Un soldat ukrainien vérifiant la présence de mines potentielles sur un chemin dans la région de Kharkiv, en septembre 2022. - SERGEY BOBOK / AFP
Un soldat ukrainien vérifiant la présence de mines potentielles sur un chemin dans la région de Kharkiv, en septembre 2022. - SERGEY BOBOK / AFP

Alors que la ville de Bakhmout, dans l'est de l'Ukraine, est sur le point de tomber aux mains de l'armée russe, des soldats expliquent au "Kyiv Independant" que leur armée est mal préparée depuis le début de la bataille et manque cruellement d'hommes et de munitions. Surtout, certains mortiers utilisés par Kiev datent des années 1940.

La ville de Bakhmout, dans l'est de l'Ukraine, est sur le point d'être totalement encerclée par l'armée russe. Cette localité, devenue symbole de l'enlisement de la guerre en Ukraine, pourrait être prise par les forces de Vladimir Poutine et la milice Wagner dans les toutes prochaines heures. La faute peut-être au manque de préparation, de coordination et aux armes défaillantes de l'armée de Volodymyr Zelensky, analyse le Kyiv Independant, qui a recueilli le témoignage de plusieurs soldats ukrainiens qui ont combattu sur la ligne de front.

Dans un très long article publié ce dimanche soir par le média ukrainien, cinq combattants, dont l'identité complète n'a pas été dévoilée, expliquent qu'ils ont l'impression d'être dans le "même bateau" que leurs adversaires russes utilisés comme de la chair à canon.

"Nous devrions faire sortir nos gars"

Depuis plusieurs jours, les soldats ukrainiens subissent en effet les assauts de l'armée russe. "C'est difficile. Les vagues sont constantes, non-stop", témoigne Oleksandr, qui est dans un régiment d'infanterie.

"Nous devrions faire sortir nos gars (évacuer la ville et se replier, ndlr) parce que si nous ne partons pas, alors dans les prochaines semaines, ça va être très mauvais", poursuit le soldat.

D’autant que selon lui, le commandement n'envoie plus le soutien nécessaire pour maintenir une présence sur le terrain. Des soldats ukrainiens peuvent se faire tirer dessus pendant "trois heures, on attend des renforts, mais ils n'arrivent pas", affirme Serhiy.

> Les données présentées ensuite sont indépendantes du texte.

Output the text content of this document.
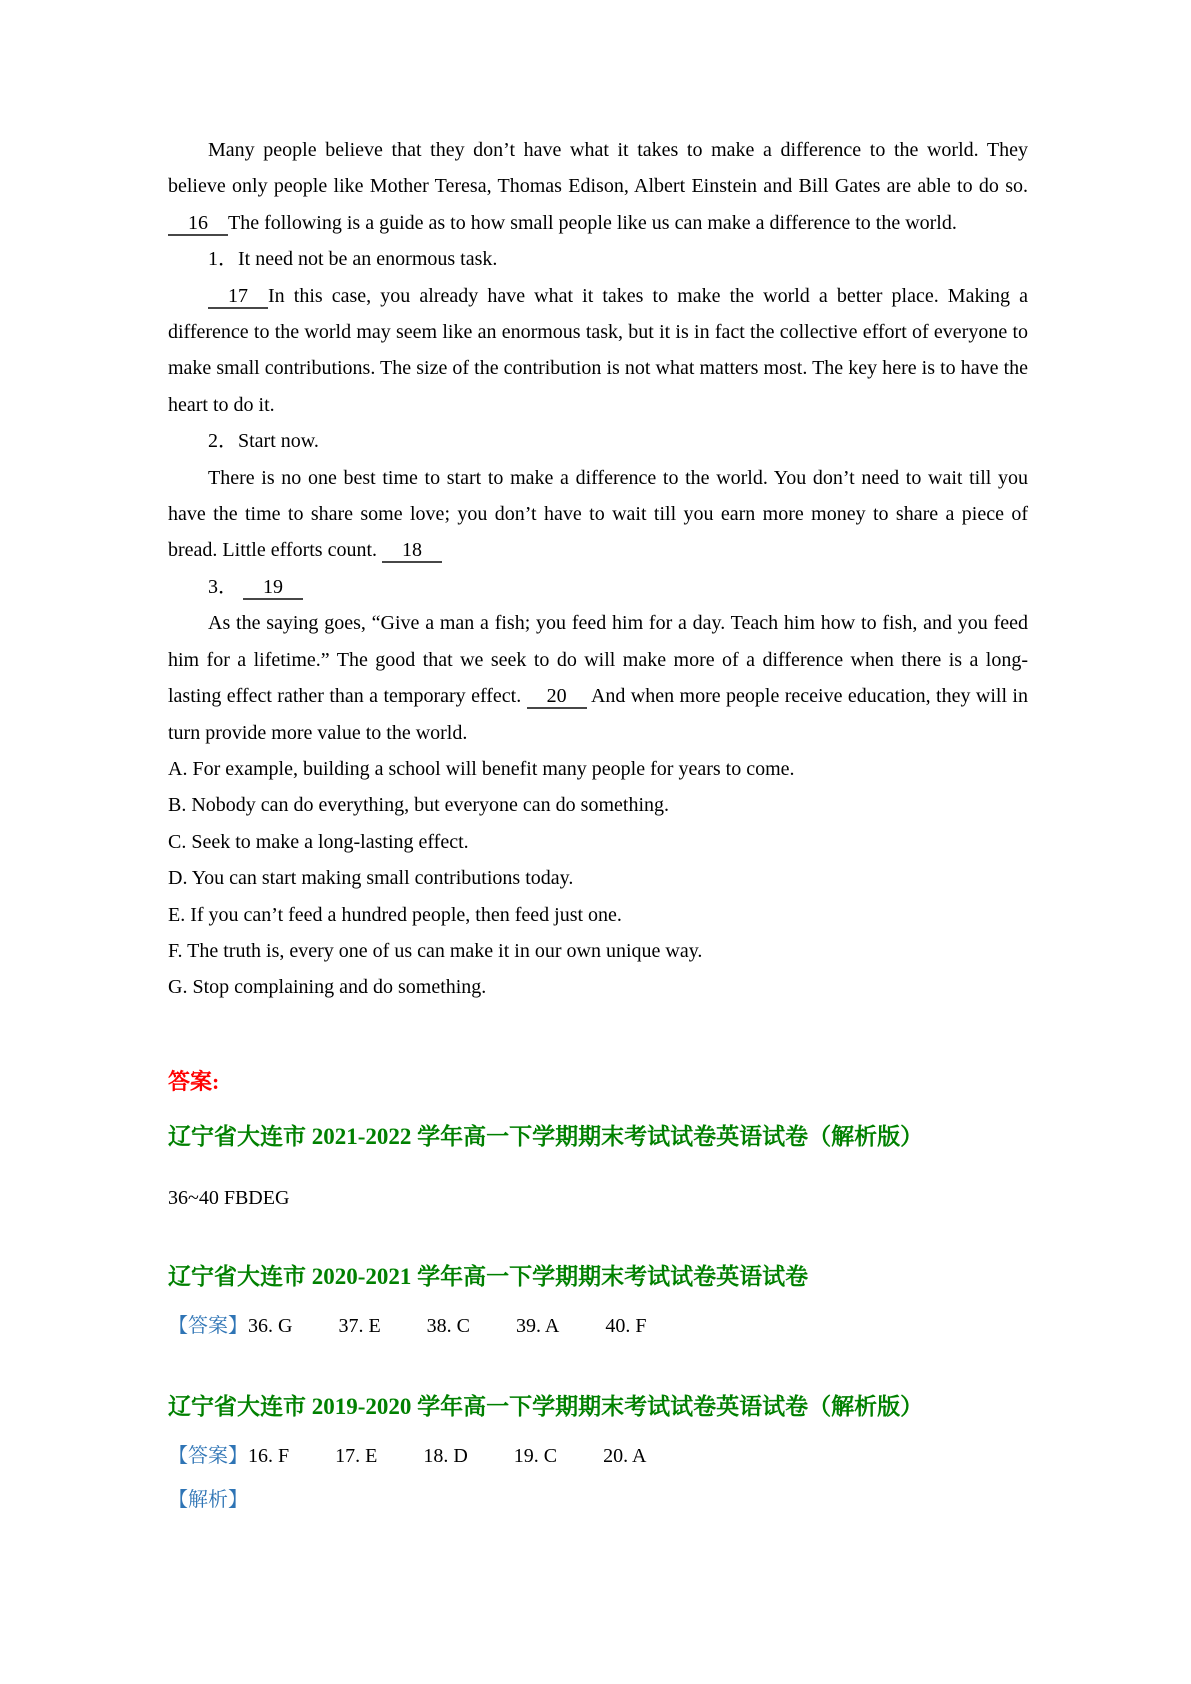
Many people believe that they don’t have what it takes to make a difference to the world. They believe only people like Mother Teresa, Thomas Edison, Albert Einstein and Bill Gates are able to do so.16 The following is a guide as to how small people like us can make a difference to the world.

1．It need not be an enormous task.

17 In this case, you already have what it takes to make the world a better place. Making a difference to the world may seem like an enormous task, but it is in fact the collective effort of everyone to make small contributions. The size of the contribution is not what matters most. The key here is to have the heart to do it.

2．Start now.

There is no one best time to start to make a difference to the world. You don’t need to wait till you have the time to share some love; you don’t have to wait till you earn more money to share a piece of bread. Little efforts count. 18

3． 19

As the saying goes, “Give a man a fish; you feed him for a day. Teach him how to fish, and you feed him for a lifetime.” The good that we seek to do will make more of a difference when there is a long-lasting effect rather than a temporary effect. 20 And when more people receive education, they will in turn provide more value to the world.

A. For example, building a school will benefit many people for years to come.

B. Nobody can do everything, but everyone can do something.

C. Seek to make a long-lasting effect.

D. You can start making small contributions today.

E. If you can’t feed a hundred people, then feed just one.

F. The truth is, every one of us can make it in our own unique way.

G. Stop complaining and do something.

答案:

辽宁省大连市 2021-2022 学年高一下学期期末考试试卷英语试卷（解析版）

36~40 FBDEG

辽宁省大连市 2020-2021 学年高一下学期期末考试试卷英语试卷

【答案】36. G 37. E 38. C 39. A 40. F

辽宁省大连市 2019-2020 学年高一下学期期末考试试卷英语试卷（解析版）

【答案】16. F 17. E 18. D 19. C 20. A

【解析】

Des armes qui datent des années 1938-1943

"Ils nous disent de tenir, qu'on aura du renfort en trente minutes ou une heure. Mais on attend pendant sept heures et il n'y a aucun renfort", poursuit l'un de ses camarades, aussi nommé Serhiy. Les deux hommes affirment que l'armée russe n'a pas ce genre de problème.

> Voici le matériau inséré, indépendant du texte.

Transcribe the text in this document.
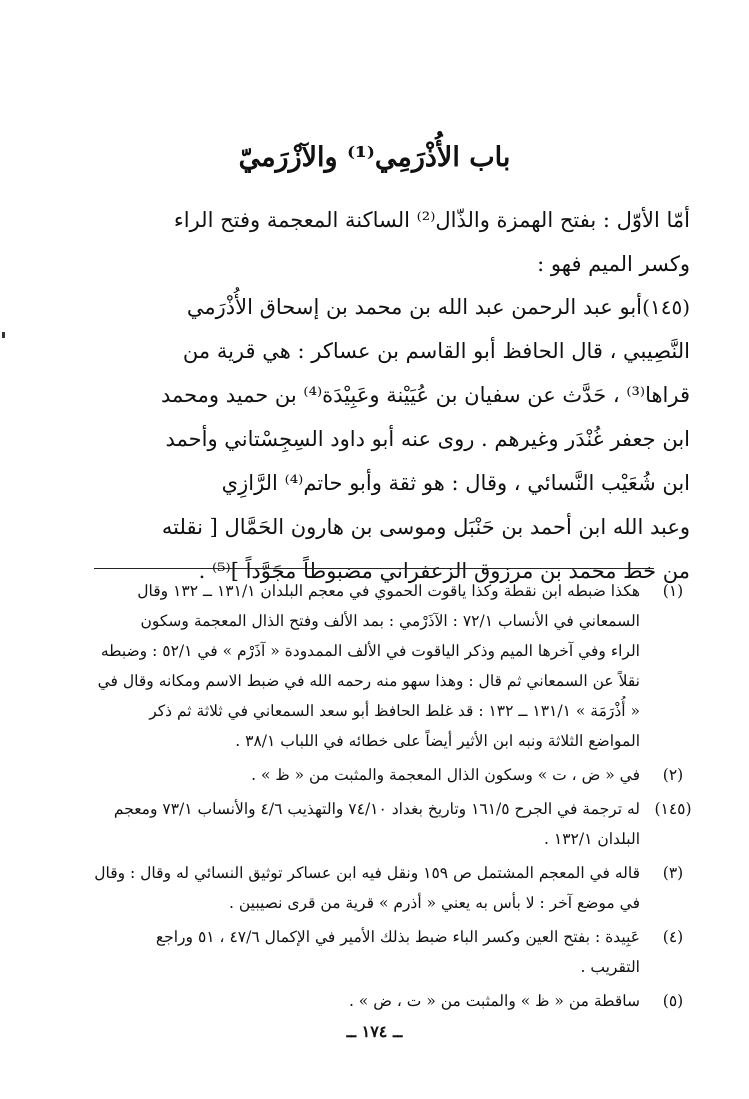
باب الأُذْرَمِي⁽¹⁾ والآزْرَميّ
أمّا الأوّل : بفتح الهمزة والذّال⁽²⁾ الساكنة المعجمة وفتح الراء
وكسر الميم فهو :
(١٤٥)
أبو عبد الرحمن عبد الله بن محمد بن إسحاق الأُذْرَمي
النَّصِيبي ، قال الحافظ أبو القاسم بن عساكر : هي قرية من
قراها⁽³⁾ ، حَدَّث عن سفيان بن عُيَيْنة وعَبِيْدَة⁽⁴⁾ بن حميد ومحمد
ابن جعفر غُنْدَر وغيرهم . روى عنه أبو داود السِجِسْتاني وأحمد
ابن شُعَيْب النَّسائي ، وقال : هو ثقة وأبو حاتم⁽⁴⁾ الرَّازِي
وعبد الله ابن أحمد بن حَنْبَل وموسى بن هارون الحَمَّال [ نقلته
من خط محمد بن مرزوق الزعفراني مضبوطاً مجَوَّداً ]⁽⁵⁾ .
(١)
هكذا ضبطه ابن نقطة وكذا ياقوت الحموي في معجم البلدان ١٣١/١ ــ ١٣٢ وقال
السمعاني في الأنساب ٧٢/١ : الآذَرْمي : بمد الألف وفتح الذال المعجمة وسكون
الراء وفي آخرها الميم وذكر الياقوت في الألف الممدودة « آذَرْم » في ٥٢/١ : وضبطه
نقلاً عن السمعاني ثم قال : وهذا سهو منه رحمه الله في ضبط الاسم ومكانه وقال في
« أُذْرَمَة » ١٣١/١ ــ ١٣٢ : قد غلط الحافظ أبو سعد السمعاني في ثلاثة ثم ذكر
المواضع الثلاثة ونبه ابن الأثير أيضاً على خطائه في اللباب ٣٨/١ .
(٢)
في « ض ، ت » وسكون الذال المعجمة والمثبت من « ظ » .
(١٤٥)
له ترجمة في الجرح ١٦١/٥ وتاريخ بغداد ٧٤/١٠ والتهذيب ٤/٦ والأنساب ٧٣/١ ومعجم
البلدان ١٣٢/١ .
(٣)
قاله في المعجم المشتمل ص ١٥٩ ونقل فيه ابن عساكر توثيق النسائي له وقال : وقال
في موضع آخر : لا بأس به يعني « أذرم » قرية من قرى نصيبين .
(٤)
عَبِيدة : بفتح العين وكسر الباء ضبط بذلك الأمير في الإكمال ٤٧/٦ ، ٥١ وراجع
التقريب .
(٥)
ساقطة من « ظ » والمثبت من « ت ، ض » .
ــ ١٧٤ ــ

Pas de renfort à cause du manque de munition, analyse Illia dans les colonnes du Kyiv Independant. Celui qui utilise quotidiennement des mortiers affirme qu'il ne reçoit que "dix obus de 120 millimètres par jour." Une quantité nécessaire pour "une minute de travail" sur la ligne de front.

"Bakhmout sera vite encerclée"

Selon le soldat, l'équipement de l'armée ukrainienne date des années 1938-1943. "Un miracle" que les mortiers fonctionnent encore aujourd'hui, assure Illia.

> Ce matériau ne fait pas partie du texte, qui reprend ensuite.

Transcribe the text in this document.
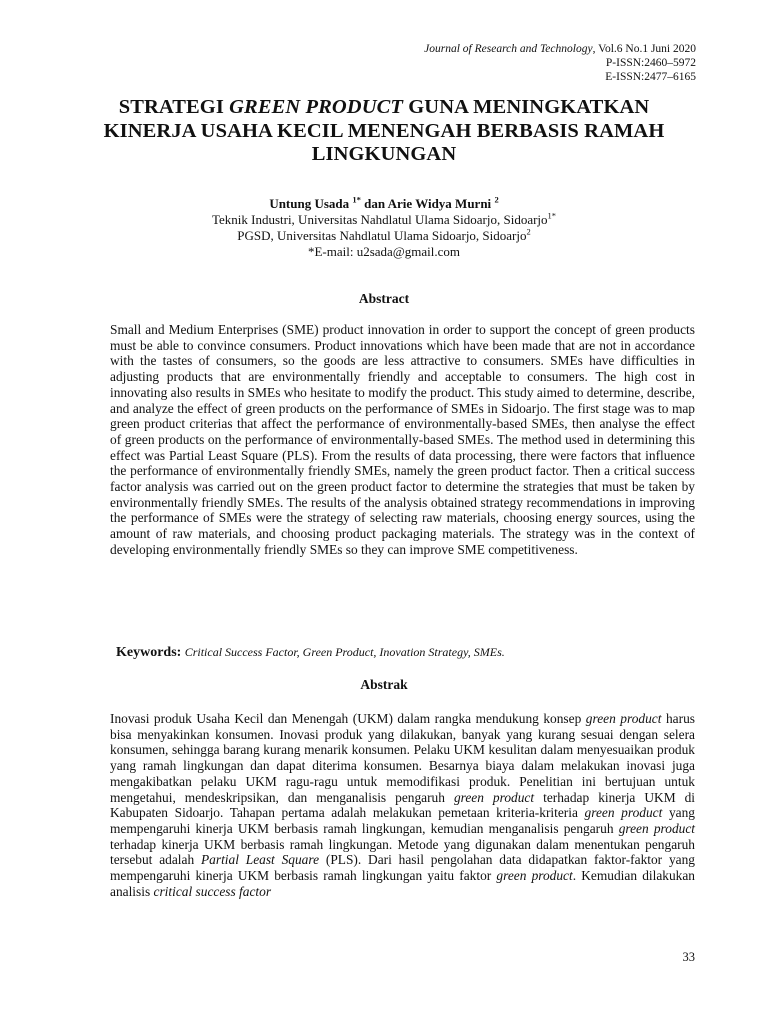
Journal of Research and Technology, Vol.6 No.1 Juni 2020
P-ISSN:2460–5972
E-ISSN:2477–6165
STRATEGI GREEN PRODUCT GUNA MENINGKATKAN KINERJA USAHA KECIL MENENGAH BERBASIS RAMAH LINGKUNGAN
Untung Usada $^{1*}$ dan Arie Widya Murni $^2$
Teknik Industri, Universitas Nahdlatul Ulama Sidoarjo, Sidoarjo$^{1*}$
PGSD, Universitas Nahdlatul Ulama Sidoarjo, Sidoarjo$^2$
*E-mail: u2sada@gmail.com
Abstract
Small and Medium Enterprises (SME) product innovation in order to support the concept of green products must be able to convince consumers. Product innovations which have been made that are not in accordance with the tastes of consumers, so the goods are less attractive to consumers. SMEs have difficulties in adjusting products that are environmentally friendly and acceptable to consumers. The high cost in innovating also results in SMEs who hesitate to modify the product. This study aimed to determine, describe, and analyze the effect of green products on the performance of SMEs in Sidoarjo. The first stage was to map green product criterias that affect the performance of environmentally-based SMEs, then analyse the effect of green products on the performance of environmentally-based SMEs. The method used in determining this effect was Partial Least Square (PLS). From the results of data processing, there were factors that influence the performance of environmentally friendly SMEs, namely the green product factor. Then a critical success factor analysis was carried out on the green product factor to determine the strategies that must be taken by environmentally friendly SMEs. The results of the analysis obtained strategy recommendations in improving the performance of SMEs were the strategy of selecting raw materials, choosing energy sources, using the amount of raw materials, and choosing product packaging materials. The strategy was in the context of developing environmentally friendly SMEs so they can improve SME competitiveness.
Keywords: Critical Success Factor, Green Product, Inovation Strategy, SMEs.
Abstrak
Inovasi produk Usaha Kecil dan Menengah (UKM) dalam rangka mendukung konsep green product harus bisa menyakinkan konsumen. Inovasi produk yang dilakukan, banyak yang kurang sesuai dengan selera konsumen, sehingga barang kurang menarik konsumen. Pelaku UKM kesulitan dalam menyesuaikan produk yang ramah lingkungan dan dapat diterima konsumen. Besarnya biaya dalam melakukan inovasi juga mengakibatkan pelaku UKM ragu-ragu untuk memodifikasi produk. Penelitian ini bertujuan untuk mengetahui, mendeskripsikan, dan menganalisis pengaruh green product terhadap kinerja UKM di Kabupaten Sidoarjo. Tahapan pertama adalah melakukan pemetaan kriteria-kriteria green product yang mempengaruhi kinerja UKM berbasis ramah lingkungan, kemudian menganalisis pengaruh green product terhadap kinerja UKM berbasis ramah lingkungan. Metode yang digunakan dalam menentukan pengaruh tersebut adalah Partial Least Square (PLS). Dari hasil pengolahan data didapatkan faktor-faktor yang mempengaruhi kinerja UKM berbasis ramah lingkungan yaitu faktor green product. Kemudian dilakukan analisis critical success factor
33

"Nous avons besoin de munitions, de munitions et de munitions", martèle le soldat, qui estime qu'au rythme actuel, "Bakhmout sera vite encerclée."

En plus du manque de munitions, l'armée est "désorganisée", plaident ces soldats, toujours engagés dans la défense du territoire ukrainien.

Un BTR russe (un tank, ndlr) aurait ainsi terrorisé l'infanterie ukrainienne pendant un mois à Bakhmout sans être détruit par des armes lourdes, alors que l'appareil avait été signalé à la chaîne de commandement plusieurs fois. La faute à un manque de matériel de communication adapté et de spécialistes pour les faire fonctionner, selon les propos de Serhiy.

Des soldats inexpérimentés

Les soldats que le Kyiv Independant a pu rencontrer affirment, selon le journal, que le manque de préparation est aussi l'une des principales causes de la déroute actuelle de l'armée ukrainienne.

"Deux semaines d'entraînement et ils vous envoient ici. On ne peut pas faire ça", dénonce Serhiy.

"On nous avait promis qu'on ne nous enverrait pas tout de suite en première ligne, qu'on nous enverrait d'abord sur la deuxième ou sur la troisième ligne", poursuit-il. "Et puis nous sommes arrivés ici au milieu de la nuit et ils nous ont immédiatement envoyés à Bakhmout", continue le soldat.

"C'est la raison pour laquelle des positions sont abandonnées", affirme son frère d'armes homonyme. "Je suis allé sur un poste avec six personnes qui n'avaient jamais combattu. Il y a eu quelques morts et blessés qui ont dû être évacués... Notre peuple n'est pas protégé", dénonce-t-il.

"Ils n'auraient pas dû se précipiter et nous envoyer tous là-bas", déplore Serhiy, qui estime lui aussi qu'un repli est peut-être la meilleure option aujourd'hui. "Mieux vaut abandonner ces positions. Il vaut mieux former les gens correctement."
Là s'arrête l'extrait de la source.